# philippine martial arts in stockton/modesto



## thekuntawman (Mar 13, 2002)

hello i would like to let you know that i have a new class beginning in stockton modesto, california. we will start this class in april, and it will be every saturday for either 2 hours or 4. i am still working on finding a place, and today i am going to look at some places.

if you are interested, please email me thekuntawman@yahoo.com

also, just to remind people in texas i am going there to houstong for three days the last three days of march. and i will teach a workshop there to.
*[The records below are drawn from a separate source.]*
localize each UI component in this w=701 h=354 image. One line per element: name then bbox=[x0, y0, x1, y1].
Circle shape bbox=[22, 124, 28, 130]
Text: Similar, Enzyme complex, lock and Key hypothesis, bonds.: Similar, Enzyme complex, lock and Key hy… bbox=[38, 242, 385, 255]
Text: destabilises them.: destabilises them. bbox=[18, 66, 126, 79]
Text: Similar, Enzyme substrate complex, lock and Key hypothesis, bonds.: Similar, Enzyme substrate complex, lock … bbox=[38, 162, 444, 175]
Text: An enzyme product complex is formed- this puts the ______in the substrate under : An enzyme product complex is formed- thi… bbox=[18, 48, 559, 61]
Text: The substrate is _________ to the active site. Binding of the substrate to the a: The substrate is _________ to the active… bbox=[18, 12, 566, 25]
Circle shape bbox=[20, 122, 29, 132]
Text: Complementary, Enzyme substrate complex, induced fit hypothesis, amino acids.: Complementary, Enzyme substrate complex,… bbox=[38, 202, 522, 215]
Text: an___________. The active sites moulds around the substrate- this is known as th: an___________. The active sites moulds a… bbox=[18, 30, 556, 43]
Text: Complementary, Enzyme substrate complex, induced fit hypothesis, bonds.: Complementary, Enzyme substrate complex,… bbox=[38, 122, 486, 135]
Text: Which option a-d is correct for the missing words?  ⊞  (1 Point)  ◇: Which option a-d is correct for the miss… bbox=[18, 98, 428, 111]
i would also like to do some sparring sessions while i am there in texas. thank you.


----------



## arnisador (Apr 10, 2002)

Has this worked out for you?


----------



## thekuntawman (Apr 10, 2002)

well, i have nine people who are looking for empty hands only. i am not crazy about taking people who only want bits and pieces especially when they are a beginning or intermediate student of somebody else. the problem is i dont want to be a tagalong art, and i want patient fighters who will let me mold them up. when they want bits and pieces they dont want to be trained, they want me to just show a lot of this and that.

i am going to go back there tomorrow with some of my boys to do some more plyer. if we dont get at least 5 students for the whole style i dont think i am going to do it. i am still not sure if empty hands only is something i want to do, maybe for advance people or competitors. the problem is not getting enough people, its just to find the students i want. the original people who asked me to come down there are not ready right now, but we will see.


----------



## thekuntawman (Apr 10, 2002)

oh yeah texas was a flop too. there was two schools who change there mind at the last minute, and i paid my own way there instead of collecting up front. i didnt want to ask people to pay me to learn in a park, so i just said next time. i still went to the park near richmond street to practice and meet, and only two people showed up. but we got to spar so it wasnt that bad. maybe next time.


----------



## arnisador (Apr 10, 2002)

> _Originally posted by thekuntawman _
> 
> *when they want bits and pieces they dont want to be trained, they want me to just show a lot of this and that. *



I know _that_ feeling--though usually it's "show me the sticks (or knives"), not the empty hand material.

Modern Arnis owes a fair amount of its success to the "art within your art" approach, wherein the Professor encouraged people who were practicing some Japanese/Korean/Chinese art to add Modern Arnis for the weapons, mobility, and flow. Unfortunately with his passing this means that a great many practitioners have a primary interest in another arta nd only a secondary interest in Modern Arnis which I don't believe helps the current situation.


----------



## Damian Mavis (Apr 12, 2002)

You sound alot like me when I first started teaching.... don't expect too much from people because you will only get disappointed.  I know, I've been there.  Teach for the love of teaching or don't teach at all.  Give people what little they want for now and I guarantee down the road you will find committed students or make some converts in the meantime.  It will happen.  Right now I think you want too much too soon, you gotta make a little name for yourself (even if it's just one happy student who's spreading your name around to his friends) before you can expect the kind of commitment and interest your looking for.  I started with 4 students...3 family members and my buddy.  They are all gone now but I have 135 students 9 years later (I teach every single day now) half of which have been with me for at least 3 years, several as long as 8 years.

I hope my experience helps you on your path as an instructor.  I'm trying to save you the disappointments I have gone through...no matter how dedicated or talented a student is....they could move away or quit at any time for any number of reasons. (new job, new girlfriend, just discovered drugs..whatever)  But I still love all my students and am saddened when I see them go.

Damian Mavis
Honour TKD


----------